Now that the Lebanese paramilitary group Hezbollah is openly fighting on the regime’s side, the West seems intent on aiding the opposition just enough to "restore the balance" — a balance that results in 100 dead Syrians each day. Until the mass chemical attack, the United States had failed to match its tepid rhetoric with any concrete support for the opposition. The military aid it promised remains undelivered, and it has actively prevented Arab Gulf states from delivering heavy weapons to the resistance.
Part of the problem is Western fear of the opposition’s greatly exaggerated Islamist-extremist element. The irony is that the longer the tragedy lasts, the greater the empowerment of once minor and irrelevant jihadi forces.

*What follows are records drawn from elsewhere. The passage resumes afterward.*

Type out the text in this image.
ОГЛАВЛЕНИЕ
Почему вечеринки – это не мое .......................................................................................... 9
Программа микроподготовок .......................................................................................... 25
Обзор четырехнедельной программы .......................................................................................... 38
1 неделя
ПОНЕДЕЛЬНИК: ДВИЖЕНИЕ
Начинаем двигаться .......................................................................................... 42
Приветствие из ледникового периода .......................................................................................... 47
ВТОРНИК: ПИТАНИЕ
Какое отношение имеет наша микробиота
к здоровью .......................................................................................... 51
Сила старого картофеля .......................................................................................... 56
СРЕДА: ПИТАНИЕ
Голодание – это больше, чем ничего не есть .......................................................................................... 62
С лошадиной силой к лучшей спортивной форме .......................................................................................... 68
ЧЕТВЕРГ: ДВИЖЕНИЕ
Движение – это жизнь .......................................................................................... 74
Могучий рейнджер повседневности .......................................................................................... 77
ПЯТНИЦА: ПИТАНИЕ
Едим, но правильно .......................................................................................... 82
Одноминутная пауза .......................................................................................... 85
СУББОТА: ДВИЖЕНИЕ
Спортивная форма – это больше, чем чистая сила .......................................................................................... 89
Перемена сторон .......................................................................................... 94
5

Atmeh village, on a hill behind the camp, has been turned into a barracks for the foreign Islamist fighters of Hizb ut-Tahrir. These men are not, apparently, fighting the regime, but waiting for "the next stage" — in other words, the coming struggle between moderates and Islamist extremists after the fall of the regime. Syrians, including democratic Islamists, refer to them derisively as "the spicy crew" and shrug off the risk they represent. One assured me it would take "two minutes" to expel them once the regime falls.
But sectarian hatreds — stoked by the regime’s propaganda, its Alawite death squads, and assaults on Sunni heritage — are certainly rising. I met a man whose wife and 11 children were killed in an airstrike and who plans to marry again and produce 11 more children, "just so I can teach them to kill Alawites." There’s a teenager who boasted, "Afterwards, we won’t leave a single Alawite alive."
This deliberate attack on the social fabric is perhaps the regime’s greatest crime. When tyrants light the fuse of sectarian war, they are unleashing passions that extend beyond politics. They are killing people who have not yet been born.
There are still glimmers of hope, both inside and outside Atmeh camp. Sheikh Muhammad, an authority in the camp, told me how he’d accompanied Free Syrian Army militias as they overtook Alawite villages. Although some Alawite villagers, fearing revenge, have fled from the approach of the Free Syrian Army, there has been no mass slaughter of Alawite civilians to mirror the sectarian massacres and ethnic cleansings perpetrated by the regime. Muhammad described how the rebels investigated the local men for membership in the regime’s shabiha militias, while the women and children were left alone. "We aren’t Assad," he said. "We’re better than that."
Aziz, a Syrian from the town of Salamiyah and an adherent of the Ismaili faith — a minority community that has been solid in its support for the revolution — was guardedly optimistic. "The regime will go; that’s certain. Then we’ll face a very difficult year, perhaps five years, perhaps even 10. After that we’ll live together as we did before, but better than before. We’ll live in freedom."